AMOUR : En Haïti, les trois soeurs Clamont, Claire, 38 ans, Félicia, 30 ans, Annette, 22 ans, propriétaires terriennes, vivent ensemble dans leur maison familiale comme les soeurs O'Hara pouvaient vivre à Tara, post bellum, la gêne financière en moins, mais le huis-clos pesant en plus. Nous voyons les événements par les yeux brûlants de passion cachée de l'aînée, quadragénaire et vierge, comme elle se définit, qui s'est interdit de vivre par honte de sa peau noire, dont elle est la seule à porter l'atavisme dans une famille au métissage oublié. Elle brûle pourtant d'amour et de désir pour son beau-frère venu de France et vit ses sentiments, son désir de sexe et de maternité, par procuration. Elle porte aussi en elle une grande haine pour les oppresseurs politiques et voit les mendiants espions comme on pourrait voir des zombies dans un roman fantastique : avec horreur, dégoût et crainte. Claire est la seule narratrice et l'expression sans fard de sa passion et de sa souffrance, dénuée désormais de toutes les censures, de tous les tabous qui l'ont fait passer à côté de sa vie, m'a bouleversée.

Citations :

  • La peur est un vice, elle s'enracine quand on la cultive. Il faut du temps pour en guérir.
  • Poussez de hauts cris si jamais ce manuscrit vous tombe sous les yeux ; traitez-moi d'impudique, d'immorale. Assaisonnez-moi d'épithètes injurieuses si cela peut vous soulager, mais vous ne m'intimiderez plus.
  • Je suis peut-être stupide, ajoute-t-il, mais je n'arrive pas à transiger avec ma nature, je n'arrive pas à accepter de m'enrichir par de tels moyens. C'est démodé, j'en conviens, car le vol, l'exploitation sont devenus monnaie courante. (...) J'ai trimé dur toute ma vie. Jamais je n'ai accepté de tremper dans une combine. C'est au-dessus de mes forces.
  • Comment lui expliquer que les inférieurs seuls, à quelque couche sociale qu'ils appartiennent, prêtent l'oreille aux cancans ? Ce serait à la fois imprudent et inutile.
  • Que de crimes parfaits, de trahisons sans faiblesse nous portons en nous ! Nous n'avons de courage pour vraiment vivre qu'intérieurement, et c'est heureux.
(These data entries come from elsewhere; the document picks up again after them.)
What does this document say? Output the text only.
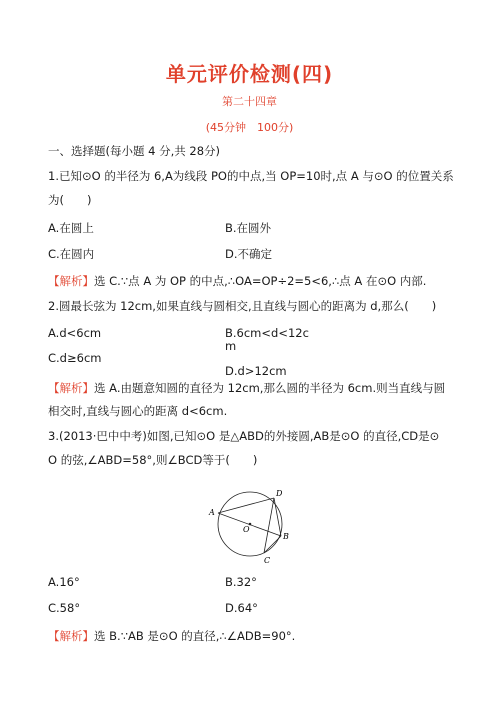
单元评价检测(四)
第二十四章
(45分钟　100分)
一、选择题(每小题 4 分,共 28分)
1.已知⊙O 的半径为 6,A为线段 PO的中点,当 OP=10时,点 A 与⊙O 的位置关系
为(　　)
A.在圆上	B.在圆外
C.在圆内	D.不确定
【解析】选 C.∵点 A 为 OP 的中点,∴OA=OP÷2=5<6,∴点 A 在⊙O 内部.
2.圆最长弦为 12cm,如果直线与圆相交,且直线与圆心的距离为 d,那么(　　)
A.d<6cm	B.6cm<d<12c
m
C.d≥6cm
D.d>12cm
【解析】选 A.由题意知圆的直径为 12cm,那么圆的半径为 6cm.则当直线与圆
相交时,直线与圆心的距离 d<6cm.
3.(2013·巴中中考)如图,已知⊙O 是△ABD的外接圆,AB是⊙O 的直径,CD是⊙
O 的弦,∠ABD=58°,则∠BCD等于(　　)
A
B
C
D
O
A.16°	B.32°
C.58°	D.64°
【解析】选 B.∵AB 是⊙O 的直径,∴∠ADB=90°.
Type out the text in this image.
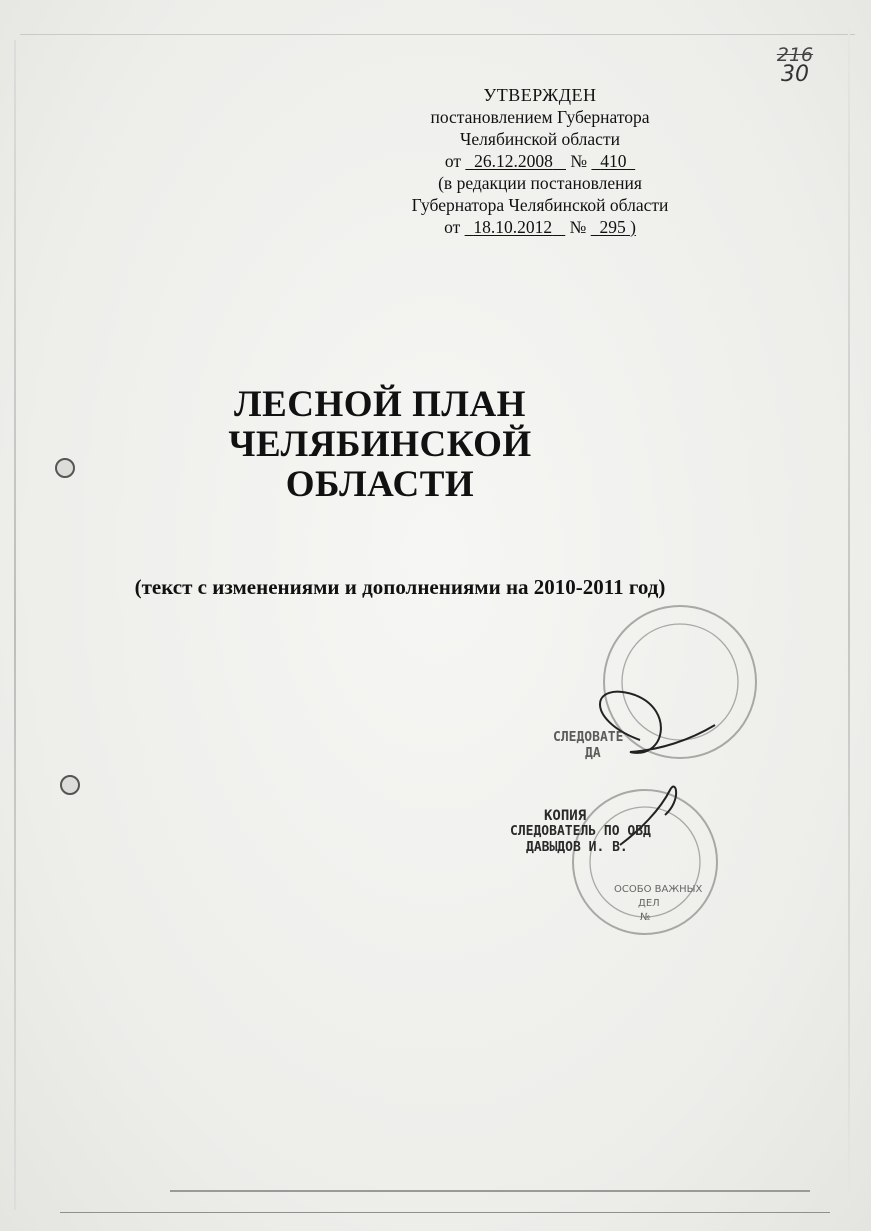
216
30
УТВЕРЖДЕН
постановлением Губернатора
Челябинской области
от 26.12.2008 № 410
(в редакции постановления
Губернатора Челябинской области
от 18.10.2012 № 295 )
ЛЕСНОЙ ПЛАН
ЧЕЛЯБИНСКОЙ
ОБЛАСТИ
(текст с изменениями и дополнениями на 2010-2011 год)
ОСОБО ВАЖНЫХ
ДЕЛ
№
СЛЕДОВАТЕ
ДА
КОПИЯ
СЛЕДОВАТЕЛЬ ПО ОВД
ДАВЫДОВ И. В.
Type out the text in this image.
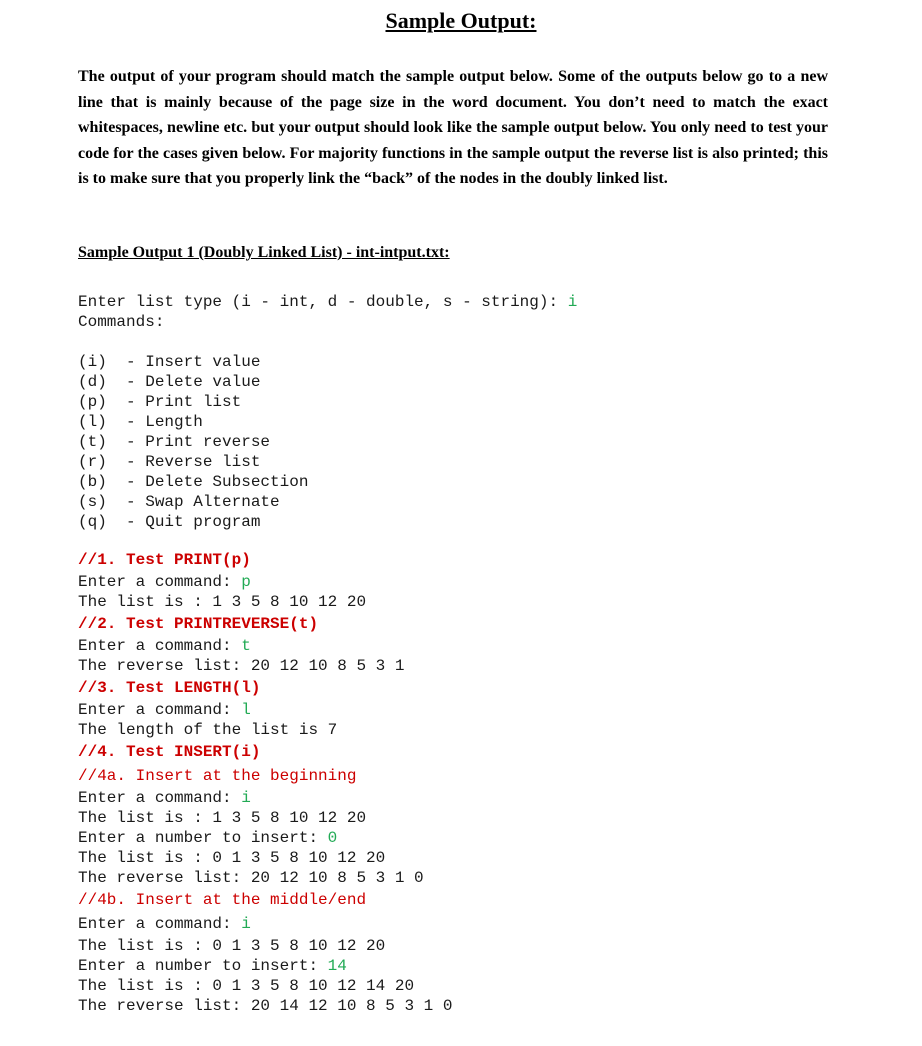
Sample Output:

The output of your program should match the sample output below. Some of the outputs below go to a new line that is mainly because of the page size in the word document. You don’t need to match the exact whitespaces, newline etc. but your output should look like the sample output below. You only need to test your code for the cases given below. For majority functions in the sample output the reverse list is also printed; this is to make sure that you properly link the “back” of the nodes in the doubly linked list.

Sample Output 1 (Doubly Linked List) - int-intput.txt:
Enter list type (i - int, d - double, s - string): i
Commands:
(i)  - Insert value
(d)  - Delete value
(p)  - Print list
(l)  - Length
(t)  - Print reverse
(r)  - Reverse list
(b)  - Delete Subsection
(s)  - Swap Alternate
(q)  - Quit program
//1. Test PRINT(p)
Enter a command: p
The list is : 1 3 5 8 10 12 20
//2. Test PRINTREVERSE(t)
Enter a command: t
The reverse list: 20 12 10 8 5 3 1
//3. Test LENGTH(l)
Enter a command: l
The length of the list is 7
//4. Test INSERT(i)
//4a. Insert at the beginning
Enter a command: i
The list is : 1 3 5 8 10 12 20
Enter a number to insert: 0
The list is : 0 1 3 5 8 10 12 20
The reverse list: 20 12 10 8 5 3 1 0
//4b. Insert at the middle/end
Enter a command: i
The list is : 0 1 3 5 8 10 12 20
Enter a number to insert: 14
The list is : 0 1 3 5 8 10 12 14 20
The reverse list: 20 14 12 10 8 5 3 1 0
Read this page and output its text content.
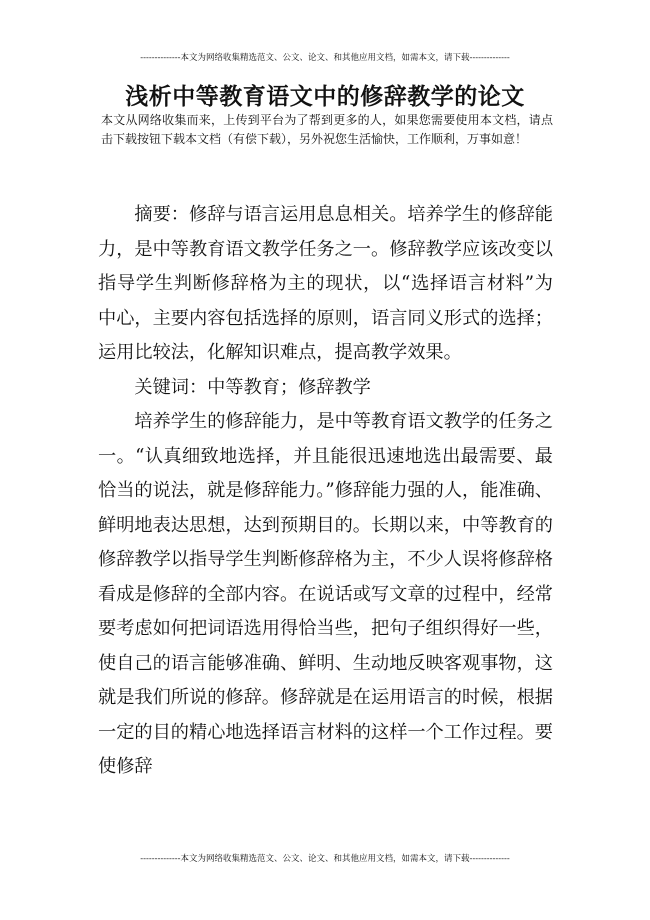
--------------本文为网络收集精选范文、公文、论文、和其他应用文档，如需本文，请下载--------------
浅析中等教育语文中的修辞教学的论文
本文从网络收集而来，上传到平台为了帮到更多的人，如果您需要使用本文档，请点击下载按钮下载本文档（有偿下载），另外祝您生活愉快，工作顺利，万事如意！

摘要：修辞与语言运用息息相关。培养学生的修辞能力，是中等教育语文教学任务之一。修辞教学应该改变以指导学生判断修辞格为主的现状，以“选择语言材料”为中心，主要内容包括选择的原则，语言同义形式的选择；运用比较法，化解知识难点，提高教学效果。

关键词：中等教育；修辞教学

培养学生的修辞能力，是中等教育语文教学的任务之一。“认真细致地选择，并且能很迅速地选出最需要、最恰当的说法，就是修辞能力。”修辞能力强的人，能准确、鲜明地表达思想，达到预期目的。长期以来，中等教育的修辞教学以指导学生判断修辞格为主，不少人误将修辞格看成是修辞的全部内容。在说话或写文章的过程中，经常要考虑如何把词语选用得恰当些，把句子组织得好一些，使自己的语言能够准确、鲜明、生动地反映客观事物，这就是我们所说的修辞。修辞就是在运用语言的时候，根据一定的目的精心地选择语言材料的这样一个工作过程。要使修辞

--------------本文为网络收集精选范文、公文、论文、和其他应用文档，如需本文，请下载--------------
COLÈRE : Dans "Colère", au contraire, on a affaire à un récit polyphonique très élaboré : narrateur externe en première partie sur une vingtaine de jours qui ont l'air d'années, avec différentes focalisations internes ; en deuxième partie, on aura plusieurs narrateurs internes, ce qui relancera l'intérêt.

Dans une ambiance de malédiction, une famille petits cultivateurs et employés, comportant un enfant infirme, un vieillard, jeux jumeaux garçon et fille, destinés à de brillantes études, en plus du couple parental, voient leurs terres confisquées par les miliciens de la dictateur (ces mots ne sont jamais écrits, Vieux-Chauvet commet le prodige de toujours être dans l'euphémisme et l'hyperbole, voire la métaphore dans "Folie", mais il faut vraiment le savoir pour penser qu'elle songe à la dictature de Duvalier, qu'elle nomme encore moins). Le père de famille décide d'aller rencontrer un avocat pour plaider sa cause auprès du maître des opérations et apprend allusivement que le prix du rachat sera la prostitution de sa fille...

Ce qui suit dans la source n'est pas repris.